Advogados pedem ao STF desistência de recurso que discutiria licitude dos dados obtidos na Operação Spoofing

Por Mariana Muniz 2 fev 2021, 13h23

Depois de conseguir acesso às mensagens vazadas entre o então juiz Sergio Moro e a força-tarefa de Curitiba, coletadas na Operação Spoofing, a defesa do ex-presidente Lula fez um novo pedido ao Supremo Tribunal Federal. 

Os advogados do petista querem desistir de um recurso que, basicamente, tinha como foco a mesma coisa: o conteúdo obtido pelos hackers presos pela Polícia Federal. Alegam que, ao terem atingido o objetivo de acessar o material, o recurso “perdeu o objeto”.

Acontece que em novembro do ano passado o relator, ministro Edson Fachin, liberou o recurso para que o plenário do Supremo se manifestasse sobre a legalidade dos dados aos quais a defesa de Lula pedia acesso. O processo ainda não tinha data marcada para ser analisado.

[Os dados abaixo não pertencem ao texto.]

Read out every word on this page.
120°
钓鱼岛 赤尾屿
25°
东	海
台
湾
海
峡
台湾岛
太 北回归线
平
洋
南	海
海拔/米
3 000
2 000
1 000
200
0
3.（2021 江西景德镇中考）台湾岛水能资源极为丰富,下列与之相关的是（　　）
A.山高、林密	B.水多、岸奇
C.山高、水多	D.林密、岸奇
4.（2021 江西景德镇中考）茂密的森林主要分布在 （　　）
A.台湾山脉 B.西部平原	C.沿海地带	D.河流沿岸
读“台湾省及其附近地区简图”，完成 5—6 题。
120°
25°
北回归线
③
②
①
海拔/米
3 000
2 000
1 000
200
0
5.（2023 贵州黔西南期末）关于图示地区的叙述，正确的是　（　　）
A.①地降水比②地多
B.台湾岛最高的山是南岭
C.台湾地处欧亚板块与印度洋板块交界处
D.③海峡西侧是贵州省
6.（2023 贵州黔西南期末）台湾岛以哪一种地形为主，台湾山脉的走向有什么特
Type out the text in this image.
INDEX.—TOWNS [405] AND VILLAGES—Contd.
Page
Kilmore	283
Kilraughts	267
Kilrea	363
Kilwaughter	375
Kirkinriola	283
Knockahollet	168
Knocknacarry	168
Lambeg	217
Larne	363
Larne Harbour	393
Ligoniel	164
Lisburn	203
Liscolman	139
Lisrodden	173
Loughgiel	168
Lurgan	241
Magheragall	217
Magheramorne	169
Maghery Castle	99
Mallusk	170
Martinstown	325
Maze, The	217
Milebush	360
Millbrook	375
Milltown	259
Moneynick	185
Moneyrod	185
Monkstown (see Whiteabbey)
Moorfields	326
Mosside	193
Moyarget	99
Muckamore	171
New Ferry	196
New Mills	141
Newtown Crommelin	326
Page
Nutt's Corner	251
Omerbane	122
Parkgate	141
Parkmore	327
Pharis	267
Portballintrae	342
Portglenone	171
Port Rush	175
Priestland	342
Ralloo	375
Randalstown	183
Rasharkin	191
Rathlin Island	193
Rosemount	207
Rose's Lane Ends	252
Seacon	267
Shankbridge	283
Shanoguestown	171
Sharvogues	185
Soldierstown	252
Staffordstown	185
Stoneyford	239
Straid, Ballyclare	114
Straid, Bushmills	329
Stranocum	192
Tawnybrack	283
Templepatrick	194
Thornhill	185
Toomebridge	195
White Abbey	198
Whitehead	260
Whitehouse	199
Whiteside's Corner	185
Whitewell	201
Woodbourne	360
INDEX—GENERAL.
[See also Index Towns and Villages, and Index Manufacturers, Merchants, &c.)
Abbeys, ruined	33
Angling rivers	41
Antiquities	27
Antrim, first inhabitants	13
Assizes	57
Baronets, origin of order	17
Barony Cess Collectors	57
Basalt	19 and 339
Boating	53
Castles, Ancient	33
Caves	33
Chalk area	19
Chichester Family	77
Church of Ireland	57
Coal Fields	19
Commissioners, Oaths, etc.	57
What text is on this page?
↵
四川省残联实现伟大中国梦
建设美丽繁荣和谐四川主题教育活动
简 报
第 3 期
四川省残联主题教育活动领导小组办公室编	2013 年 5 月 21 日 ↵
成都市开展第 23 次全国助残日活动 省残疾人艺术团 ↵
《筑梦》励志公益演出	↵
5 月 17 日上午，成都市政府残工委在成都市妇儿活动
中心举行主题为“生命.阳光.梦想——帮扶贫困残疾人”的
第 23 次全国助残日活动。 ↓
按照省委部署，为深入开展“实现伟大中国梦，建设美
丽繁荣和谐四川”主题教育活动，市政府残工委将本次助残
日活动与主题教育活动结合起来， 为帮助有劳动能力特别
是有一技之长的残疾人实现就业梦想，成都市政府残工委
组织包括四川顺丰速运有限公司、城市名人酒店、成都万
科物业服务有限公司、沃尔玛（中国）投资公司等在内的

Quando determinou a inclusão do recurso em pauta, Fachin lembrou que em agosto de 2019, o ministro Luiz Fux, hoje presidente do Supremo, ao autorizar a preservação de provas colhidas na Spoffing, “afirmou que a formação de conhecimento, pelo Plenário, quanto à licitude dos meios para sua obtenção exige a adequada valoração de todo o seu conjunto”. 

Agora, caso o pedido de desistência seja confirmado, fica no ar a dúvida sobre o que ocorrerá com a discussão sobre a legalidade das provas.